His literary career was born. He worked on his high school newspaper, literary magazine, and yearbook. He went to the University of Illinois at Urbana-Champaign intending to get a journalism degree. That was derailed by the deaths of his parents, both from cancer. These events prompted him to write A Heartbreaking Work, a finalist for the Pulitzer Prize.

He moved west to the San Francisco Bay area. “All along though,” Eggers said recently, “I still thought I’d be a painter or illustrator.” He lived in San Francisco for five years, in fact, as a cartoonist. “It wasn’t until I was in my mid-twenties when I really felt like writing might be a career for me, and it’s really strange to find myself here.”

Photo of Dave Eggers

Courtesy of McSweeney’s

Like all big success stories though, the McSweeney’s publishing emporium started small. It was July 1998. “Hi you people,” Eggers wrote via email to a group of writerly friends. “This is about that quarterly I’m starting later this summer. This might be the first you’ve heard of it. It might not. Does it matter? Nah, you’re hooked already!” He hoped for a publication where odd things that couldn’t be placed in mainstream media could find a home (Eggers, himself, had worked at Esquire for a time). He said he planned to create a journal in which “each issue was unique, and broke new ground formally;” that they “might be collected, might be held and cherished, and then the stories inside might live to be read another day.”

The entire McSweeney’s oeuvre has, indeed, become collectible. “That’s one of the most gratifying things about all this,” Eggers said. “When collectors started buying the books and journals, it gave us a boost of confidence, and it urges us on. It makes us want to surprise them, to make the best books we possibly can.” 

Joe Fay, manager of rare books at Heritage Auctions, has been buying McSweeney’s books and magazines for about ten years, but began collecting them in earnest about two years ago. “The whole world of McSweeney’s seemed weird and wonderful to me,” he said, reminiscing about his early days reading their work. “All these strange looking and strangely bound quarterly publications, these oddly shaped books, these intriguing authors I’d never heard of…I realized that all this cool stuff I’d been reading was published by the same people.” They have created, he added, “a brand that no one else can match in the current market…colorful, exotic, strange works of art with as much good stuff inside as out. Form and content.”

Working on the inside of an auction house, and on the outside as a collector, Fay has a unique perspective on McSweeney’s. A recent sale at Heritage Auctions offered several McSweeney’s items, including signed works by Eggers, Neal Pollack, Amy Fusselman, and Jonathan Lethem.

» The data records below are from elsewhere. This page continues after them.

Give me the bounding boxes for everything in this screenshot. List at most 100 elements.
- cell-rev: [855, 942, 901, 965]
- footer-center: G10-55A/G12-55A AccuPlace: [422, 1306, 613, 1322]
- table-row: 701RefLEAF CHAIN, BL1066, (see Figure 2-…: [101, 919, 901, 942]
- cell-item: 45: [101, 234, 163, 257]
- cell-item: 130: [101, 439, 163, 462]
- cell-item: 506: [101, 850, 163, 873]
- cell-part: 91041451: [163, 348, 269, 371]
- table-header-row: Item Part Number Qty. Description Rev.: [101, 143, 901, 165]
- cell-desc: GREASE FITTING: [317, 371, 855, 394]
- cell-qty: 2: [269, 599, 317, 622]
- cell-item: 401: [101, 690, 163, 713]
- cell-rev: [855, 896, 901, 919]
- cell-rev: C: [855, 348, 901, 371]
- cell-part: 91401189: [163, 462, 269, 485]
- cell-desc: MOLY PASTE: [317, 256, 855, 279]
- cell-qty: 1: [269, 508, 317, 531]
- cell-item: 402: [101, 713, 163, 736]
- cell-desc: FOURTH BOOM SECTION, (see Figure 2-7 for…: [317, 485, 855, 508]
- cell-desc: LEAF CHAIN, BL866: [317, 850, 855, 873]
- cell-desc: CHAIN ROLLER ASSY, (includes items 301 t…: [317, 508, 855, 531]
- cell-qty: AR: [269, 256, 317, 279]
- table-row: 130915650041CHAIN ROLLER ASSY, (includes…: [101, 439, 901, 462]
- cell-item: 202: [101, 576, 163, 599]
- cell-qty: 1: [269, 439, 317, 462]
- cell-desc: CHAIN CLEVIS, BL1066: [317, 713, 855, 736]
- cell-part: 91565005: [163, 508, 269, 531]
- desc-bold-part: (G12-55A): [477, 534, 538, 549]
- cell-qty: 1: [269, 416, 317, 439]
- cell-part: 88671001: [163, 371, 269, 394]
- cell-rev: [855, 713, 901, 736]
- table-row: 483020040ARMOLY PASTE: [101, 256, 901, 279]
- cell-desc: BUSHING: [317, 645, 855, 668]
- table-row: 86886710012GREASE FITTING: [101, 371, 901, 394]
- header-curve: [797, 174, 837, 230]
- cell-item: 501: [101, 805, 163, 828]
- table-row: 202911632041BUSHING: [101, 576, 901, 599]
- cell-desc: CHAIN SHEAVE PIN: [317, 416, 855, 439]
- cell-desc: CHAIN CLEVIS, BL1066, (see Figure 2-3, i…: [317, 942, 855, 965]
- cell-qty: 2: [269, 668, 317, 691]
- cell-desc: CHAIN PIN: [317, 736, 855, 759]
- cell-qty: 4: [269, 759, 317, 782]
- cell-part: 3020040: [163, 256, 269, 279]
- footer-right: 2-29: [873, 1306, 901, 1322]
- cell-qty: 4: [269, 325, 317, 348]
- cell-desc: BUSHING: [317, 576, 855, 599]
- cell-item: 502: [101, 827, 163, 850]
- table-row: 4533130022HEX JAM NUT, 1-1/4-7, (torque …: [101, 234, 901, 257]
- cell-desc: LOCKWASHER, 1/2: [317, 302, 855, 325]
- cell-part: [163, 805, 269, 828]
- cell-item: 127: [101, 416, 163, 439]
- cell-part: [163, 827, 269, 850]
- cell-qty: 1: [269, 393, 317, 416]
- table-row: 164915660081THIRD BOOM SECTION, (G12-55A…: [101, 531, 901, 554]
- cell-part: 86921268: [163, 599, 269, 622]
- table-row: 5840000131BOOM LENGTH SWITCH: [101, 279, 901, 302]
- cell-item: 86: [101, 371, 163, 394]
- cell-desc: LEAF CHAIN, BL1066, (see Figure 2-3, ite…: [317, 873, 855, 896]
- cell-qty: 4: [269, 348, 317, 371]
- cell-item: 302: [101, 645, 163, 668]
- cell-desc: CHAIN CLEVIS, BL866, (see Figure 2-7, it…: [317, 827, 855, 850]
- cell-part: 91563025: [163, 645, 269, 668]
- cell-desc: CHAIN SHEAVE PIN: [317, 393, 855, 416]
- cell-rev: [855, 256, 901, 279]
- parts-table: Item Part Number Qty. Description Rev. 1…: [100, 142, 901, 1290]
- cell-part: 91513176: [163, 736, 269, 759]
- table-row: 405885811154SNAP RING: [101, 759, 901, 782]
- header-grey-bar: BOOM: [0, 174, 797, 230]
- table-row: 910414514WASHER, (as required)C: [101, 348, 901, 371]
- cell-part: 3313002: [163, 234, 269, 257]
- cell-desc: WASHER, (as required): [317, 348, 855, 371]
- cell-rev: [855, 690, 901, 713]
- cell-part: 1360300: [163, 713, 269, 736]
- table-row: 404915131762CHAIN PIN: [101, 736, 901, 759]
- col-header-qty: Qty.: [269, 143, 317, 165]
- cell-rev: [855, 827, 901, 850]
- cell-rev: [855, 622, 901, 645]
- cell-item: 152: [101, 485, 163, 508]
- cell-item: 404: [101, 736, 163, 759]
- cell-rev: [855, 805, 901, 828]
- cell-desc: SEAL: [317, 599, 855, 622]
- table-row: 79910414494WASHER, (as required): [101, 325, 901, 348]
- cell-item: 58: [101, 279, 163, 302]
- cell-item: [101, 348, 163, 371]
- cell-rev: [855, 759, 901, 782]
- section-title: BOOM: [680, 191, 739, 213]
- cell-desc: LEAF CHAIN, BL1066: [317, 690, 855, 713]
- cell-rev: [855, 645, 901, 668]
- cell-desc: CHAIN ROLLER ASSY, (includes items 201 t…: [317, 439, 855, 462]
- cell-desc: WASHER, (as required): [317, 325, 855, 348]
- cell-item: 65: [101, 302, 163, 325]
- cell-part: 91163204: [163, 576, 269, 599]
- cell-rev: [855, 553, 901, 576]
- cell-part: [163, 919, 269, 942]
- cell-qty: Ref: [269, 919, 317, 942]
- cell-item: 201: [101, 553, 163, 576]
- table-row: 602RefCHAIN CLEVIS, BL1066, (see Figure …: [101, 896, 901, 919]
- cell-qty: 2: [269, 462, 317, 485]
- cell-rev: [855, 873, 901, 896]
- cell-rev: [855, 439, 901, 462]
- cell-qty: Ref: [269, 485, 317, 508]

Fay said he believes there will be an appreciation in value over the coming years. “It will probably be a small circle of collectors [who] will be…committed, competitive, and rabid about the material.” He predicted that the first eight quarterlies, all of Eggers’ books, David Byrne’s book (Arboretum), and William T. Vollman’s massive Rising Up, Rising Down will be blue chip items in the future. In fact, Vollman’s multi-volume tome already sells in the low thousands. 

“Our longevity is pretty startling to me,” Eggers said. “When we started, I thought we’d put out eight issues of the quarterly and that would be that. I never thought twelve years later we’d still be around and have a real staff, a real office, an actual database, and distributors and all this official stuff. It’s pretty hard to believe.”